Grenville-age granulite facies rocks in southern, central, and northeastern Mexico have distinctive geologic features that suggest a common tectonic evolution. The similarities include northwest-trending structural grain from Oaxaca to Tamaulipas, massif-type anorthosite-charnockite complexes, protoliths rich in sedimentary rocks of shallow-marine platform or continental rift-related facies devoid of calc-alkaline volcanic rocks, common metamorphism under granulite facies conditions, U-Pb zircon ages of about 1.0 Ga., and an apparently common history of uplift and cooling. Altogether, this evidence strongly suggests a coherent geologic history for this block. Paleontologic data from the overlying sedimentary sequences indicate that Oaxaquia was not part of Laurentia during most of the Paleozoic.

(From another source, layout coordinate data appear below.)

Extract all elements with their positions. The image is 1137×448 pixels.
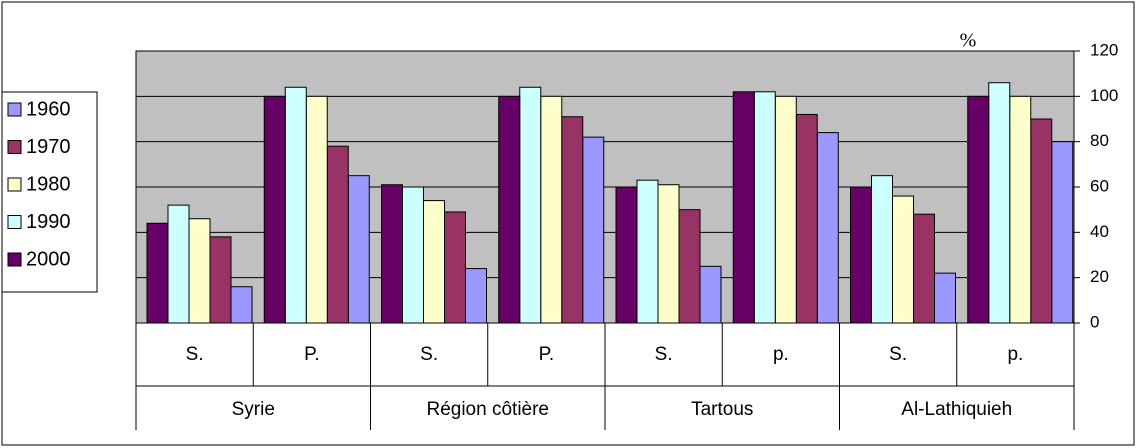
bar [582,136,605,324]
bar [816,132,839,324]
legend-swatch [7,140,22,154]
y-tick-label: 100 [1090,86,1118,105]
x-tick-label: S. [655,344,673,365]
bar [615,186,638,324]
bar [934,272,956,324]
bar [444,211,466,324]
bar [465,268,487,324]
bar [988,82,1011,324]
bar [871,175,893,324]
group-label: Région côtière [426,399,549,420]
legend-swatch [7,252,22,267]
bar [850,186,872,324]
bar [753,91,776,324]
x-tick-label: P. [539,344,555,365]
x-tick-label: S. [186,344,204,365]
y-tick-label: 120 [1090,40,1118,59]
legend-label: 2000 [26,248,71,270]
legend-swatch [7,102,22,117]
bar [1030,118,1053,324]
bar [402,186,424,324]
y-tick-label: 80 [1090,131,1109,150]
x-tick-label: S. [420,344,438,365]
bar [305,95,328,324]
group-label: Al-Lathiquieh [901,399,1012,420]
bar [326,145,349,324]
legend-label: 1980 [26,173,71,195]
y-axis-label: % [960,30,977,52]
bar [892,195,914,324]
bar [636,179,659,324]
bar [263,95,286,324]
bar [1009,95,1032,324]
legend-label: 1960 [26,98,71,120]
bar [230,286,253,324]
legend-swatch [7,215,22,229]
bar [657,184,680,324]
bar [423,200,445,324]
group-label: Syrie [232,399,275,420]
x-tick-label: p. [1007,344,1023,365]
y-tick-label: 40 [1090,222,1109,241]
bar [1051,141,1074,324]
bar [913,213,935,324]
bar [188,218,211,324]
bar [284,86,307,324]
bar [347,175,370,324]
bar [967,95,990,324]
bar [561,116,584,324]
x-tick-label: S. [889,344,907,365]
bar [540,95,563,324]
bar [167,204,190,324]
y-tick-label: 0 [1090,312,1099,331]
bar [209,236,232,324]
legend-swatch [7,177,22,192]
bar [498,95,521,324]
group-label: Tartous [691,399,753,420]
bar [519,86,542,324]
legend-label: 1970 [26,136,71,158]
bar [381,184,403,324]
y-tick-label: 60 [1090,176,1109,195]
legend-label: 1990 [26,211,71,233]
bar [678,209,701,324]
x-tick-label: P. [304,344,320,365]
x-tick-label: p. [773,344,789,365]
bar [795,113,818,324]
bar [774,95,797,324]
bar [732,91,755,324]
bar [699,265,722,324]
bar [146,222,169,324]
y-tick-label: 20 [1090,267,1109,286]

This precludes emplacement of Oaxaquia in its present position by simple lateral displacement from the southern United States as well as a Taconic time of emplacement. Oaxaquia was probably emplaced to its present position during late Paleozoic time. The concept of a Mesoproterozoic “Oaxaquia” microcontinent extending for about 1000 km in Mexico needs to be considered in the reconstruction of the Grenville orogen as a whole and for the Paleozoic tectonic interactions between eastern Laurentia and western Gondwana.